The Court of Appeal rejected the appellant’s argument that the failure of the Council to respond to his application within 28 days meant that he was entitled to proceed with the development set out in the application. In his judgment on behalf of the Court, Lewison LJ states that crucially, the grant of planning permission under the GPDO 1995 came about through the operation of article 3(1) rather than through the procedure to be followed under article 3(2) and the specific provisions for conditions in either Class A to Part 6 or Class A to Part 7. To be permitted development, the development had to come fully within the permitted development provided for by each class. If the development were not permitted development, then the conditions could not be applicable to it.
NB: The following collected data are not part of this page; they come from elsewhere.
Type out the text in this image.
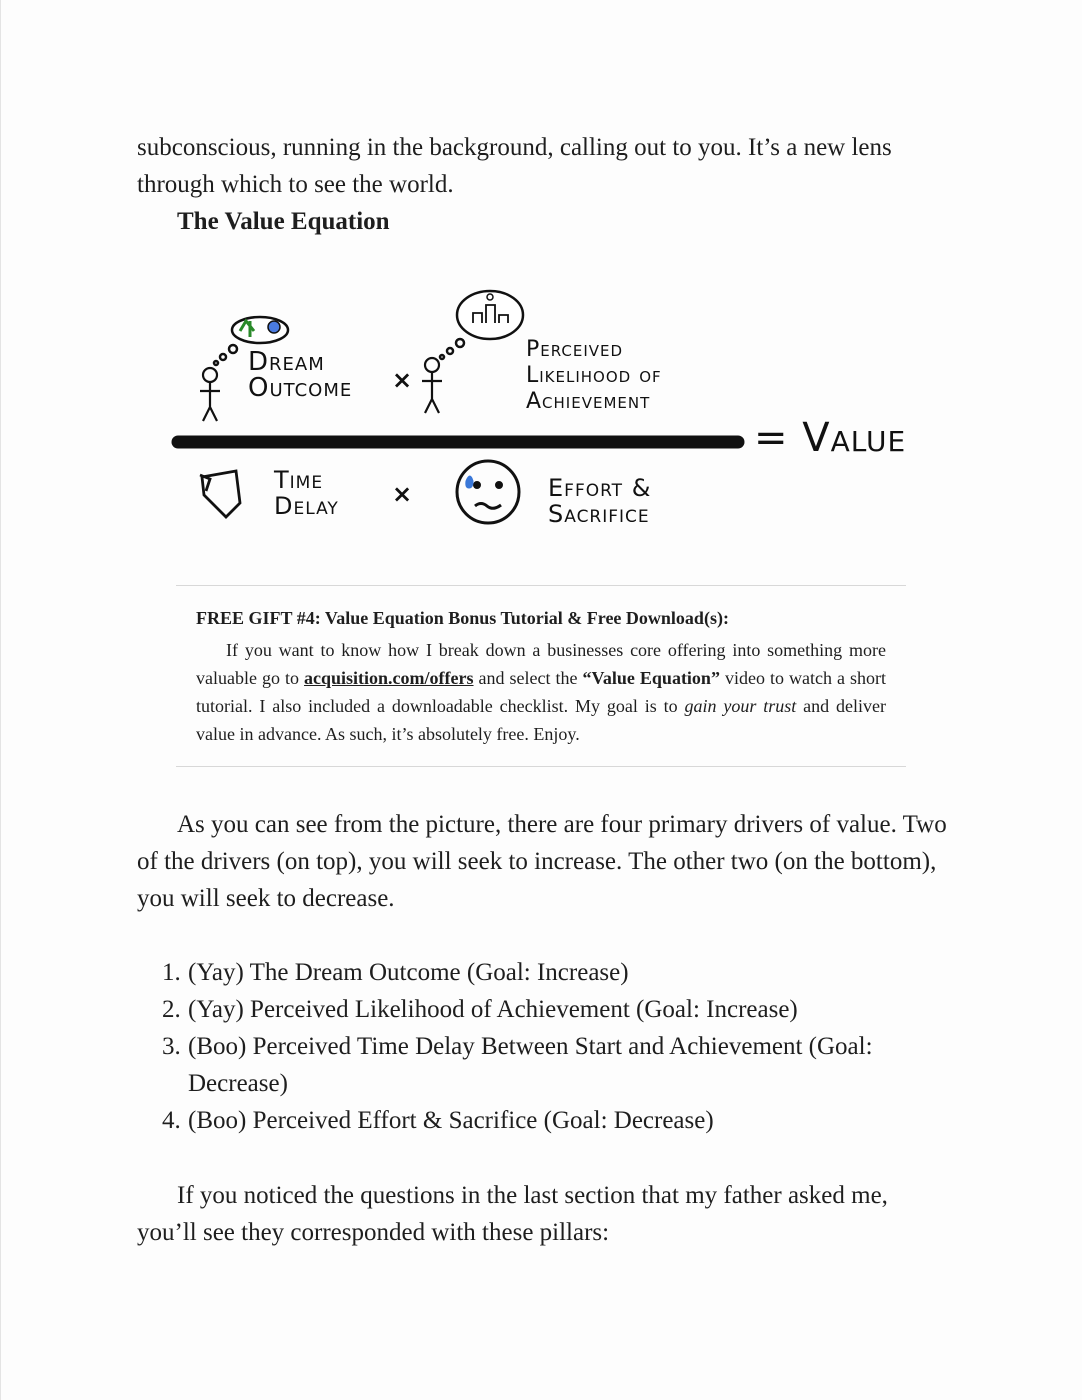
subconscious, running in the background, calling out to you. It’s a new lens

through which to see the world.

The Value Equation

Dream
Outcome ×
Perceived
Likelihood of
Achievement
= Value
Time
Delay ×	Effort &
Sacrifice

FREE GIFT #4: Value Equation Bonus Tutorial & Free Download(s):

If you want to know how I break down a businesses core offering into something more valuable go to acquisition.com/offers and select the “Value Equation” video to watch a short tutorial. I also included a downloadable checklist. My goal is to gain your trust and deliver value in advance. As such, it’s absolutely free. Enjoy.

As you can see from the picture, there are four primary drivers of value. Two of the drivers (on top), you will seek to increase. The other two (on the bottom), you will seek to decrease.

1. (Yay) The Dream Outcome (Goal: Increase)
2. (Yay) Perceived Likelihood of Achievement (Goal: Increase)
3. (Boo) Perceived Time Delay Between Start and Achievement (Goal: Decrease)
4. (Boo) Perceived Effort & Sacrifice (Goal: Decrease)

If you noticed the questions in the last section that my father asked me, you’ll see they corresponded with these pillars:
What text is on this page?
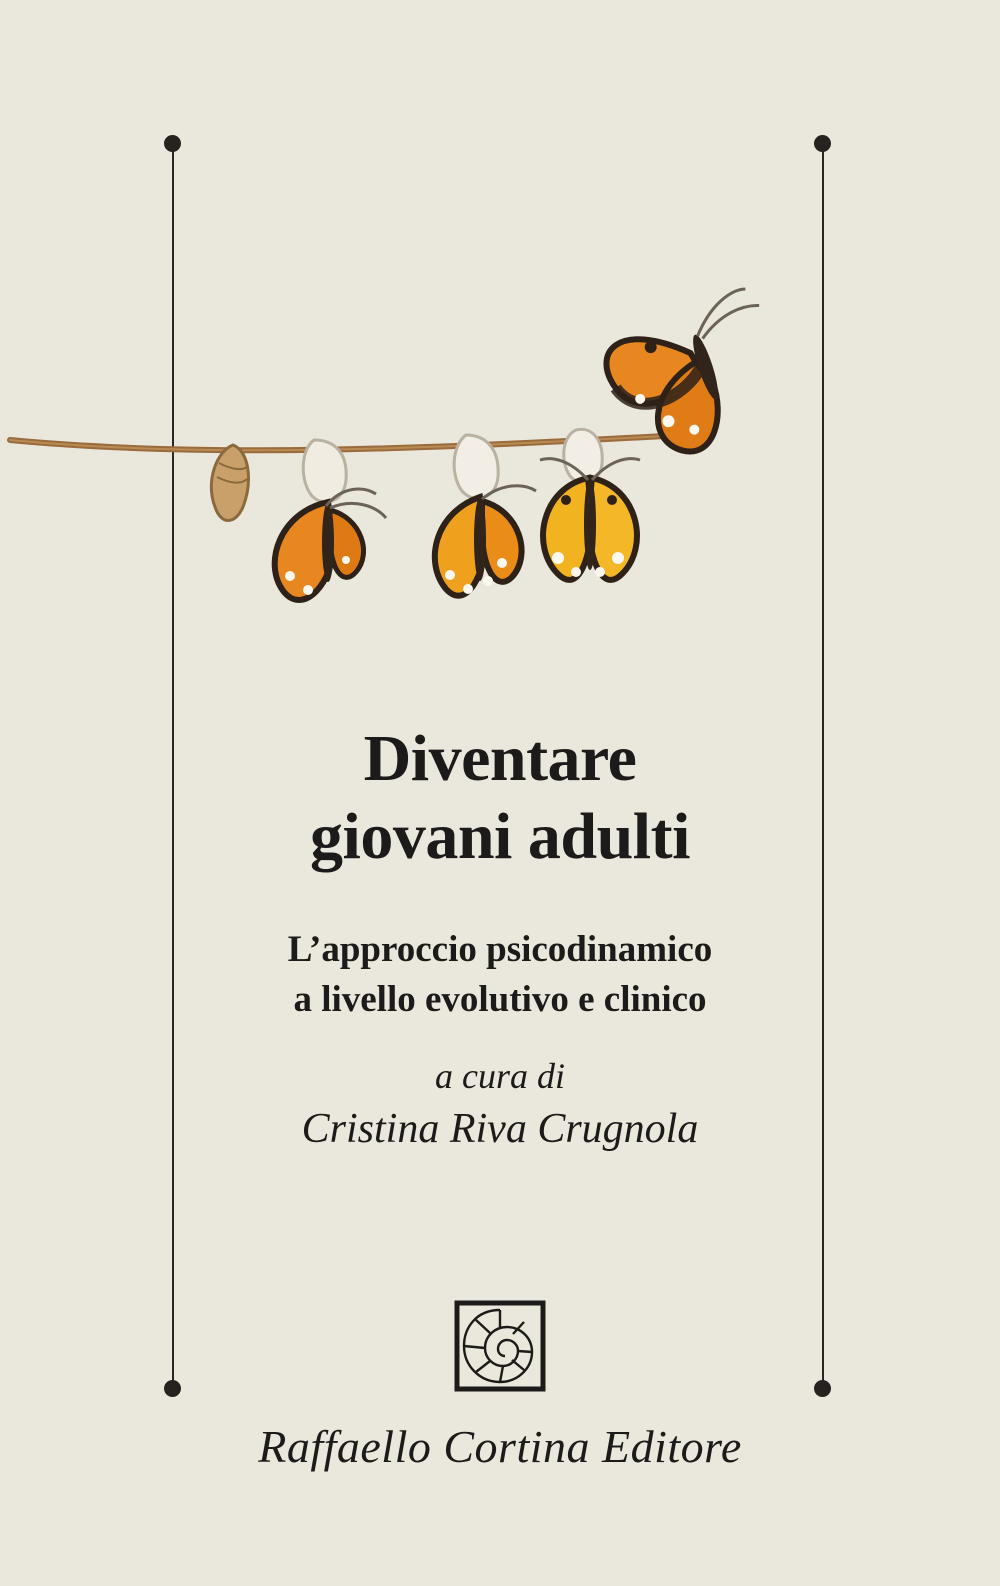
Diventare
giovani adulti
L’approccio psicodinamico
a livello evolutivo e clinico
a cura di
Cristina Riva Crugnola
Raffaello Cortina Editore
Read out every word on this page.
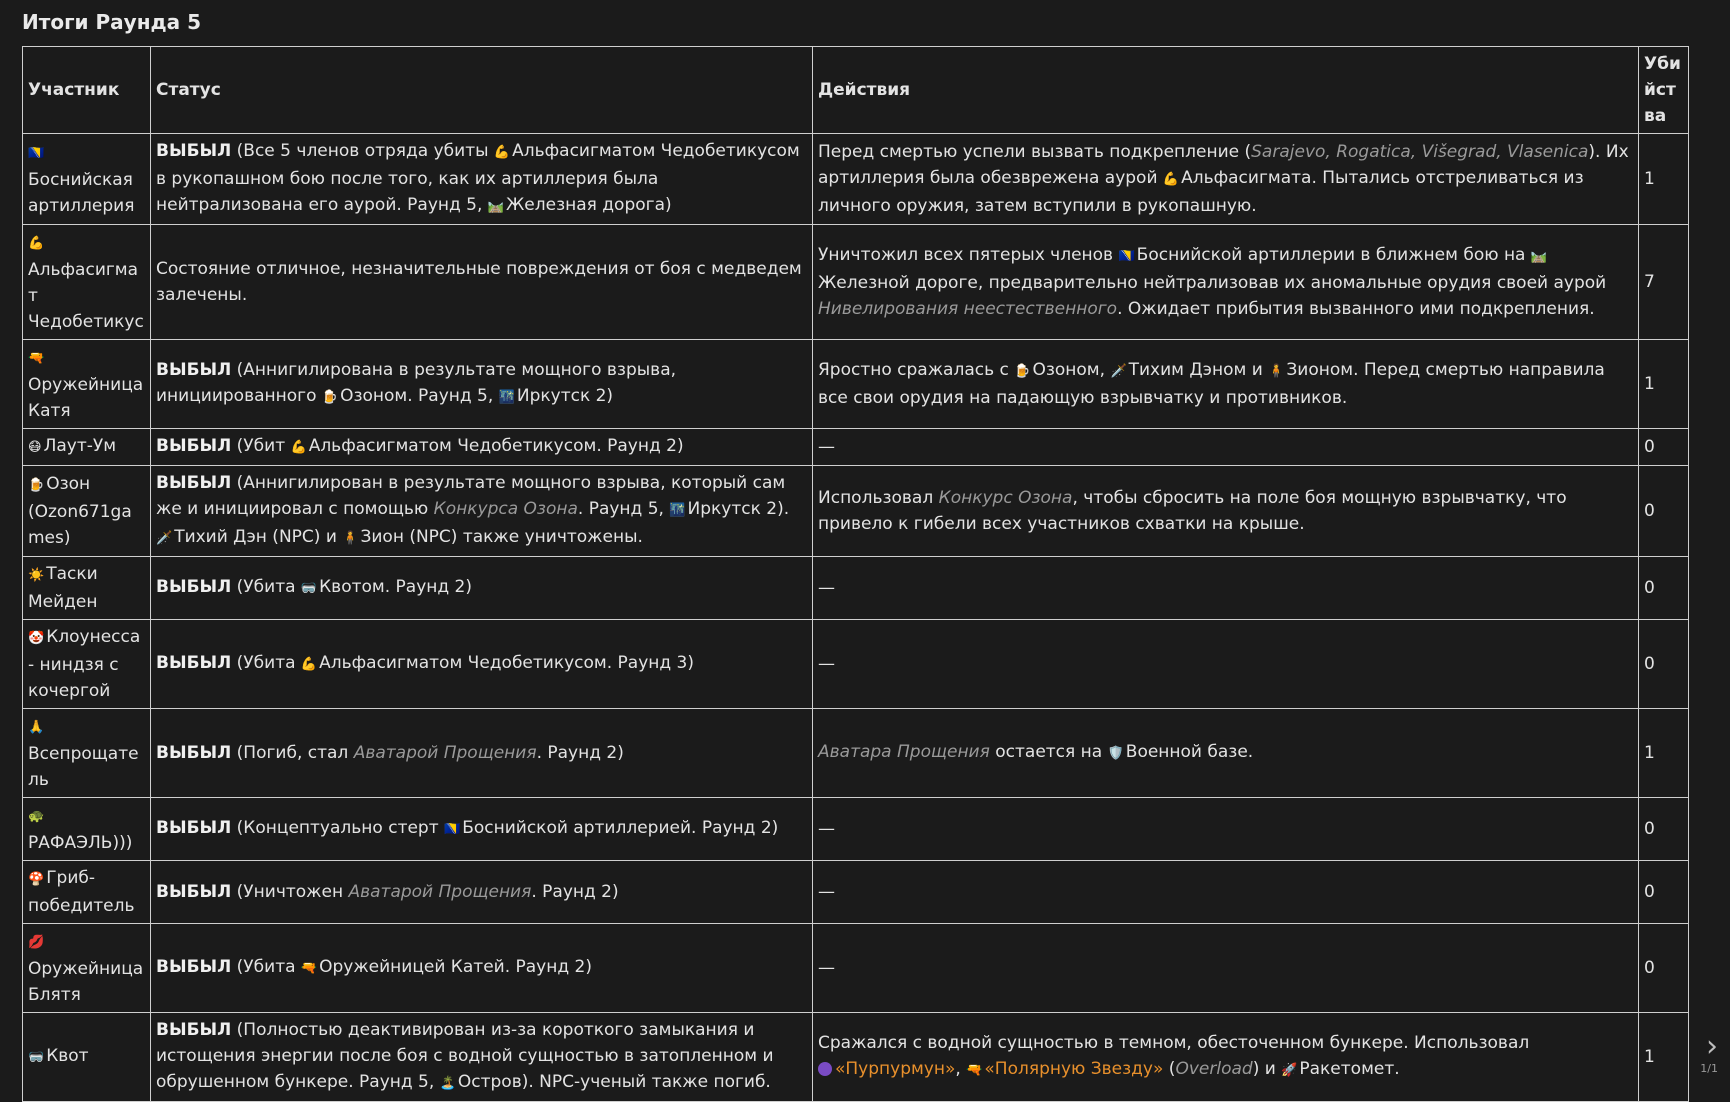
Итоги Раунда 5
Участник	Статус	Действия	Убийства
🇧🇦Боснийская артиллерия	ВЫБЫЛ (Все 5 членов отряда убиты 💪 Альфасигматом Чедобетикусом в рукопашном бою после того, как их артиллерия была нейтрализована его аурой. Раунд 5, 🛤️ Железная дорога)	Перед смертью успели вызвать подкрепление (Sarajevo, Rogatica, Višegrad, Vlasenica). Их артиллерия была обезврежена аурой 💪 Альфасигмата. Пытались отстреливаться из личного оружия, затем вступили в рукопашную.	1
💪
Альфасигмат Чедобетикус	Состояние отличное, незначительные повреждения от боя с медведем залечены.	Уничтожил всех пятерых членов 🇧🇦 Боснийской артиллерии в ближнем бою на 🛤️Железной дороге, предварительно нейтрализовав их аномальные орудия своей аурой Нивелирования неестественного. Ожидает прибытия вызванного ими подкрепления.	7
🔫
Оружейница Катя	ВЫБЫЛ (Аннигилирована в результате мощного взрыва, инициированного 🍺 Озоном. Раунд 5, 🌃 Иркутск 2)	Яростно сражалась с 🍺 Озоном, 🗡️ Тихим Дэном и 🧍 Зионом. Перед смертью направила все свои орудия на падающую взрывчатку и противников.	1
😷 Лаут-Ум	ВЫБЫЛ (Убит 💪 Альфасигматом Чедобетикусом. Раунд 2)	—	0
🍺 Озон (Ozon671games)	ВЫБЫЛ (Аннигилирован в результате мощного взрыва, который сам же и инициировал с помощью Конкурса Озона. Раунд 5, 🌃 Иркутск 2). 🗡️ Тихий Дэн (NPC) и 🧍 Зион (NPC) также уничтожены.	Использовал Конкурс Озона, чтобы сбросить на поле боя мощную взрывчатку, что привело к гибели всех участников схватки на крыше.	0
☀️ Таски Мейден	ВЫБЫЛ (Убита 🥽 Квотом. Раунд 2)	—	0
🤡 Клоунесса - ниндзя с кочергой	ВЫБЫЛ (Убита 💪 Альфасигматом Чедобетикусом. Раунд 3)	—	0
🙏
Всепрощатель	ВЫБЫЛ (Погиб, стал Аватарой Прощения. Раунд 2)	Аватара Прощения остается на 🛡️ Военной базе.	1
🐢
РАФАЭЛЬ)))	ВЫБЫЛ (Концептуально стерт 🇧🇦 Боснийской артиллерией. Раунд 2)	—	0
🍄 Гриб-победитель	ВЫБЫЛ (Уничтожен Аватарой Прощения. Раунд 2)	—	0
💋
Оружейница Блятя	ВЫБЫЛ (Убита 🔫 Оружейницей Катей. Раунд 2)	—	0
🥽 Квот	ВЫБЫЛ (Полностью деактивирован из-за короткого замыкания и истощения энергии после боя с водной сущностью в затопленном и обрушенном бункере. Раунд 5, 🏝️ Остров). NPC-ученый также погиб.	Сражался с водной сущностью в темном, обесточенном бункере. Использовал
«Пурпурмун», 🔫 «Полярную Звезду» (Overload) и 🚀 Ракетомет.	1 ›
1/1
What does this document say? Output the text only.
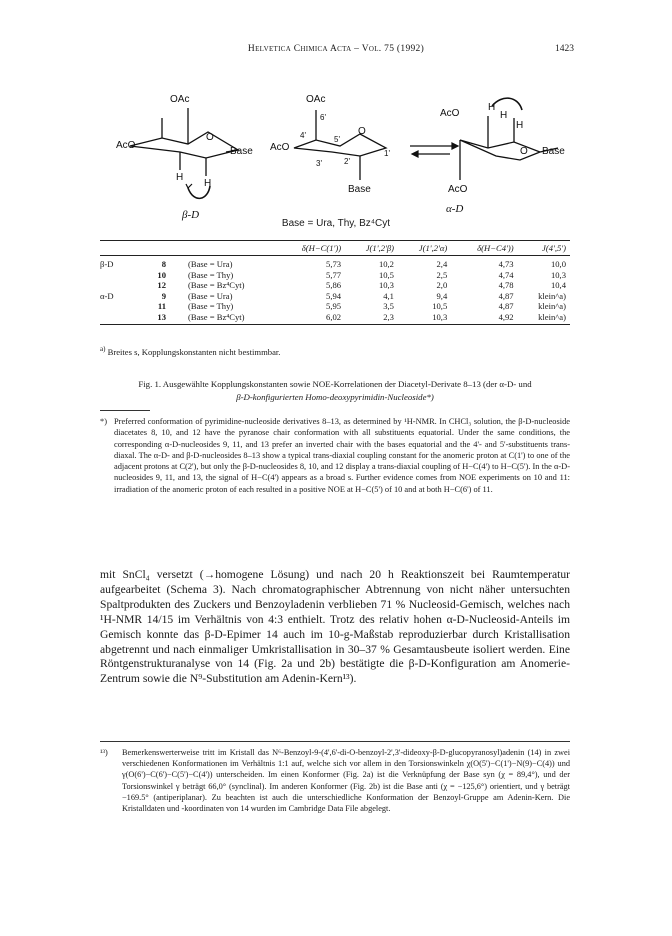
Helvetica Chimica Acta – Vol. 75 (1992)	1423
OAc
AcO
O
Base
H
H
β-D
OAc
6'
4'	5'
O
1'
2'
3'
AcO
Base
AcO
H
H
H
O Base
AcO
α-D
Base = Ura, Thy, Bz⁴Cyt
			δ(H−C(1'))	J(1',2'β)	J(1',2'α)	δ(H−C4'))	J(4',5')
β-D	8	(Base = Ura)	5,73	10,2	2,4	4,73	10,0
	10	(Base = Thy)	5,77	10,5	2,5	4,74	10,3
	12	(Base = Bz⁴Cyt)	5,86	10,3	2,0	4,78	10,4
α-D	9	(Base = Ura)	5,94	4,1	9,4	4,87	klein^a)
	11	(Base = Thy)	5,95	3,5	10,5	4,87	klein^a)
	13	(Base = Bz⁴Cyt)	6,02	2,3	10,3	4,92	klein^a)
$^{a)}$ Breites s, Kopplungskonstanten nicht bestimmbar.
Fig. 1. Ausgewählte Kopplungskonstanten sowie NOE-Korrelationen der Diacetyl-Derivate 8–13 (der α-D- und
β-D-konfigurierten Homo-deoxypyrimidin-Nucleoside*)
*) Preferred conformation of pyrimidine-nucleoside derivatives 8–13, as determined by ¹H-NMR. In CHCl₃ solution, the β-D-nucleoside diacetates 8, 10, and 12 have the pyranose chair conformation with all substituents equatorial. Under the same conditions, the corresponding α-D-nucleosides 9, 11, and 13 prefer an inverted chair with the bases equatorial and the 4'- and 5'-substituents trans-diaxal. The α-D- and β-D-nucleosides 8–13 show a typical trans-diaxial coupling constant for the anomeric proton at C(1') to one of the adjacent protons at C(2'), but only the β-D-nucleosides 8, 10, and 12 display a trans-diaxial coupling of H−C(4') to H−C(5'). In the α-D-nucleosides 9, 11, and 13, the signal of H−C(4') appears as a broad s. Further evidence comes from NOE experiments on 10 and 11: irradiation of the anomeric proton of each resulted in a positive NOE at H−C(5') of 10 and at both H−C(6') of 11.
mit SnCl₄ versetzt (→homogene Lösung) und nach 20 h Reaktionszeit bei Raumtemperatur aufgearbeitet (Schema 3). Nach chromatographischer Abtrennung von nicht näher untersuchten Spaltprodukten des Zuckers und Benzoyladenin verblieben 71 % Nucleosid-Gemisch, welches nach ¹H-NMR 14/15 im Verhältnis von 4:3 enthielt. Trotz des relativ hohen α-D-Nucleosid-Anteils im Gemisch konnte das β-D-Epimer 14 auch im 10-g-Maßstab reproduzierbar durch Kristallisation abgetrennt und nach einmaliger Umkristallisation in 30–37 % Gesamtausbeute isoliert werden. Eine Röntgenstrukturanalyse von 14 (Fig. 2a und 2b) bestätigte die β-D-Konfiguration am Anomerie-Zentrum sowie die N⁹-Substitution am Adenin-Kern¹³).
¹³) Bemerkenswerterweise tritt im Kristall das N⁶-Benzoyl-9-(4',6'-di-O-benzoyl-2',3'-dideoxy-β-D-glucopyranosyl)adenin (14) in zwei verschiedenen Konformationen im Verhältnis 1:1 auf, welche sich vor allem in den Torsionswinkeln χ(O(5')−C(1')−N(9)−C(4)) und γ(O(6')−C(6')−C(5')−C(4')) unterscheiden. Im einen Konformer (Fig. 2a) ist die Verknüpfung der Base syn (χ = 89,4°), und der Torsionswinkel γ beträgt 66,0° (synclinal). Im anderen Konformer (Fig. 2b) ist die Base anti (χ = −125,6°) orientiert, und γ beträgt −169.5° (antiperiplanar). Zu beachten ist auch die unterschiedliche Konformation der Benzoyl-Gruppe am Adenin-Kern. Die Kristalldaten und -koordinaten von 14 wurden im Cambridge Data File abgelegt.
The conditions also could not have the effect of enlarging the particular class of permitted development.

Lewison LJ further states that the requirement for a developer to seek prior approval did not impose a duty on a local planning authority to decide whether the development was or was not permitted development. All the local planning authority was being asked to do was to decide whether prior approval was required. Thus, if it decided that prior approval was not required, this meant only that the developer could proceed with permitted development. And if the local planning authority failed to determine whether prior approval was required within 28 days, then again the developer could only proceed with permitted development. A failure to respond within 28 days did not make development that is not permitted development into permitted development.

Although this judgment focused on the application of the GPDO 1995, the current version, the Town and Country Planning (General Permitted Development) (England) Order 2015, imposes similar requirements. Developers should be cautious about proceeding with development when a local planning authority fails to respond to a prior approval determination within the time limit. If the development is later held not to be permitted development, the local planning authority will be able to take enforcement action against it.

Howard Leithead
July 2017

Howard Leithead is a member of the No5 Planning Group.